There are a few possible issues with implementing the referendum as highlighted by opponents like Deutsche Wohnen. It argues that it would not be constitutional, although this is disputed heavily: Bayram, who happens to be a former lawyer, said it has been approved by the Federal Constitutional court and is supported by Article 14 of the German constitution, which says expropriation is permissible for the public good. She conceded, however, that, “Everybody thinks it will go to the high court.” There’s also the issue of cost: if the properties are bought back at market value, it could be incredibly expensive. However, it’s not unprecedented for the city government to buy property off commercial landlords. Indeed, this month, the city negotiated to buy 14,750 apartments for €2.46 billion (about £2.1 billion) from Deutsche Wohnen and Vonovia, the two largest corporate landlords, some suspect to take the wind out of the sails of the referendum. Then finally there’s the political aspect: what happens next will also depend on the new configuration of Berlin’s politics once the dust has settled from the election.
Whether or not the referendum definitively achieves its goal of seizing flats of mega landlords, it has certainly forced an important agenda. “Before, housing companies ignored us and laughed at us,” Katrin Schmidberger, a local Berlin Green candidate said. “Now, they talk to us.”
The rest of Europe – both tenants and landlords – are watching carefully to see if similar solutions could be implemented in cities also facing housing crises. “What a victory like this might do is shift the goalposts and create more space for generating alternative modes of housing delivery, ones that are actually executed by the state rather than by private companies,” Dr Alexander Vasudevan, associate professor of human geography at the University of Oxford and author of The Autonomous City: A History of Urban Squatting, said. “That could be a profound catalyst for something new.”
Berlin’s housing situation has never been perfect, but tenants rights have always been at the core of the city due to the high proportion of rents. This may be one of the reason’s this referendum is taking place in Germany, as opposed to say the UK or France, which, – ignoring the fact there isn’t the same legal mechanism – suffer from worse situations. “Berlin is the city of renters and has been historically,” says Vasudevan. “It is a city organised around housing struggles. It’s part of the DNA of the city.”

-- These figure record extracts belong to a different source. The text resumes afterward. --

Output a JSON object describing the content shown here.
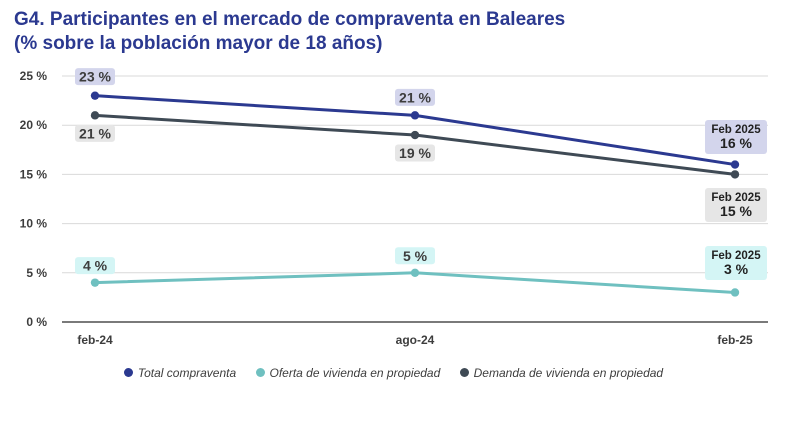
{
  "title_line1": "G4. Participantes en el mercado de compraventa en Baleares",
  "title_line2": "(% sobre la población mayor de 18 años)",
  "chart_data": {
    "type": "line",
    "categories": [
      "feb-24",
      "ago-24",
      "feb-25"
    ],
    "ylim": [
      0,
      25
    ],
    "yticks": [
      0,
      5,
      10,
      15,
      20,
      25
    ],
    "ytick_labels": [
      "0 %",
      "5 %",
      "10 %",
      "15 %",
      "20 %",
      "25 %"
    ],
    "grid": true,
    "legend_position": "bottom",
    "series": [
      {
        "name": "Total compraventa",
        "values": [
          23,
          21,
          16
        ],
        "labels": [
          "23 %",
          "21 %",
          "16 %"
        ],
        "color": "#2b3990",
        "label_bg": "#d3d5ec",
        "end_caption": "Feb 2025"
      },
      {
        "name": "Oferta de vivienda en propiedad",
        "values": [
          4,
          5,
          3
        ],
        "labels": [
          "4 %",
          "5 %",
          "3 %"
        ],
        "color": "#6fc0c0",
        "label_bg": "#d4f5f5",
        "end_caption": "Feb 2025"
      },
      {
        "name": "Demanda de vivienda en propiedad",
        "values": [
          21,
          19,
          15
        ],
        "labels": [
          "21 %",
          "19 %",
          "15 %"
        ],
        "color": "#3f4a55",
        "label_bg": "#e6e6e6",
        "end_caption": "Feb 2025"
      }
    ]
  }
}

How ever the referendum pans out in the coming days and months, it is an impressive feat by a truly grassroots campaign proving that the city doesn’t want to sit back while market forces wreak havoc and force the most vulnerable – migrants, the working class, and many non-German residents who weren’t able to vote – out. At the very least the successful referendum campaign will provide something not many people fighting for housing rights have: hope.
When campaigners realised they had likely won on the night of the referendum, it wasn’t just hope causing them to cheer, hug, and occasionally kiss. There was a strong sense of euphoria and relief that years of work had paid off, not to mention that their fight to save their city might have succeeded.
It’s around 10PM when I found Haas with tears in his eyes. “I was fucking anxious about losing,” he said, hugging me. “I thought we might win but I never thought it would be this good. It feels fucking amazing.”